24 de janeiro de 2009

O Homem Virtual

Rafael Ruiz González
(Mestre em Direito - FADUSP)

A revolução informática é um fato indiscutível. Como indiscutível é também a série de enormes vantagens e benefícios que tem trazido para o quotidiano do homem: nos lares, nos escritórios, nas escolas, nas repartições públicas... Tudo ficou bem mais fácil.

Mas, por outro lado, é indiscutível também que a nova tecnologia está afetando toda uma geração - a geração virtual - criando novos hábitos, novas tendências, novas formas de relacionamentos.

O homem virtual, ao mesmo tempo que experimenta avanços incríveis no terreno do conhecimento de dados e da informação, está experimentando um progressivo desligamento da realidade real, a tal ponto que certos conceitos básicos não lhe dizem mais nada.

Veja-se, por exemplo, a noção de esforço. Como poderá alguém, criado num mundo virtual, ter se quer a mais mínima noção do esforço que é necessário despender para se conseguir qualquer coisa? Qual é a experiência real em que poderá basear-se para saber que nem tudo na vida - aliás, quase nada na vida real - se passa na velocidade de um processador de última geração?

É evidente que estar ligado na Internet no próprio quarto é algo extremamente vantajoso. Mas, não será o caso de se avaliar cuidadosamente os efeitos que essas vantagens estão trazendo sobre a educação da personalidade dos jovens? Toda revolução - desde a época dos gregos até a revolução francesa - tem vantagens e desvantagens. E assim como seria ridículo negar qualquer valor a uma mudança necessária pelo fato de trazer alguns inconvenientes, também seria próprio de cegos "voluntários" não querer ver as desvantagens que toda mudança provoca, não apenas nas vidas e nos comportamentos pessoais, mas também na sociedade como um todo.

O homem virtual esconde a sua verdadeira personalidade nas malhas da rede. É como se uma autêntica couraça, mais dura do que as antigas malhas dos cavalheiros medievais, o estivesse protegendo continuamente daquilo que mais tem medo: o relacionamento pessoal. Todo relacionamento humano, pessoal, afetivo, com alegrias e discussões, com acertos e desentendimentos é uma experiência única e necessária. O ser humano é de tal forma humano que nunca, definitivamente nunca, dias, semanas e meses de Internet poderão substituir quinze minutos apenas de um bom papo num botequim qualquer de uma esquina qualquer, descansando os olhos numas árvores de verdade e protegendo-se, sem muito cuidado, de uns raios de sol de verdade.

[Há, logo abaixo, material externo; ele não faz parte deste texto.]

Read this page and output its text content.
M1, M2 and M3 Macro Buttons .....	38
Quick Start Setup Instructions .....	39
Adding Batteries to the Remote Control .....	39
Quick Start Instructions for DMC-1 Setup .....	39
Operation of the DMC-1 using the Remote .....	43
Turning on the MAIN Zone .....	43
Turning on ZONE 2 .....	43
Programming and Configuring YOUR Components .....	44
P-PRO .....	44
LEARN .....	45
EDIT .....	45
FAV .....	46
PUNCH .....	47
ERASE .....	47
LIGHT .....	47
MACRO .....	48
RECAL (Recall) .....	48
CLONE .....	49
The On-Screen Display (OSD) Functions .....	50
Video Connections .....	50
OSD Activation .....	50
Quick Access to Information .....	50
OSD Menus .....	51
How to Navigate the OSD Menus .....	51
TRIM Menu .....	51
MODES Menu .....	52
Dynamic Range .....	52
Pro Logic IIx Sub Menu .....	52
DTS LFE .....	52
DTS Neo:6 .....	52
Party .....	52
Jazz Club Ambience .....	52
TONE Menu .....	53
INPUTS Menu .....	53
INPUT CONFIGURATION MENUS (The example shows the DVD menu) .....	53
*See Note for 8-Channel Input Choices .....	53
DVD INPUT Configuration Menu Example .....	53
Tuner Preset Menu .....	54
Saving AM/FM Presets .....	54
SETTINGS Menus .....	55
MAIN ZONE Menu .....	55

É um fato que todo relacionamento pessoal, afetivo, humano, dói. Assim como também nos faz amadurecer, aperfeiçoar-nos; ensina-nos a amar os outros, a tornar-nos mais compreensivos, mais solidários... ou seja, mais humanos entre os homens. Porém, o homem virtual nunca experimentou quanto tempo é necessário para criar um verdadeiro relacionamento: quantas horas passadas juntos, quantos minutos pensando nos problemas dos outros, quantas noites de sono mal dormido, quantos encontros e desencontros... Tudo isso faz sofrer, mas, porque sofremos é que podemos ter certeza de que amamos alguém. Se não amássemos, não sofreríamos com as vicissitudes da vida alheia. O homem virtual não tem tempo para amar. Pior, o homem virtual tem medo de sofrer e, por isso, não encontra tempo para amar. E, por isso, renuncia a todo e qualquer contato humano: prefere um bicho virtual, um amigo virtual, um relacionamento virtual, uma vida virtual.

Estamos talvez chegando ao fim de um processo de destruição do homem que começara com Nietzsche e se acelerara com Sartre. De fato, como Sartre predisse, para o homem moderno "o inferno são os outros". E se, de fato, é assim que a vida é, então é preferível viver outra vida, onde ninguém, absolutamente ninguém possa relacionar-se conosco - e, portanto, infernizar-nos a vida - a não ser que lhe entreguemos a nossa senha e - isto é o mais importante - possamos desligá-lo da tela na hora em que mais nos convier.

Um jurista italiano, presidente do Juizado de Menores de Milão, escreveu certa vez que "o esforço (a paciência como sofrimento) está ao serviço do objeto que se constrói - um negócio ou um casamento - através de um lento processo de criação, administração, controle dos problemas e dos impulsos individuais dos que estão envolvidos na realidade de que se trate". Talvez por isso é que resulta tão difícil para o homem virtual criar algo de sólido, enfrentar as dificuldades, controlar os desânimos..., numa palavra, enfrentar com caráter e inteireza de homem a própria realidade da vida. Talvez por isso a realidade virtual esteja criando outro tipo de homem, não já de carne e osso, cabeça e coração, mas um homem feito de "bites" e de redes, de ícones e "mouses", um homem verdadeiramente virtual."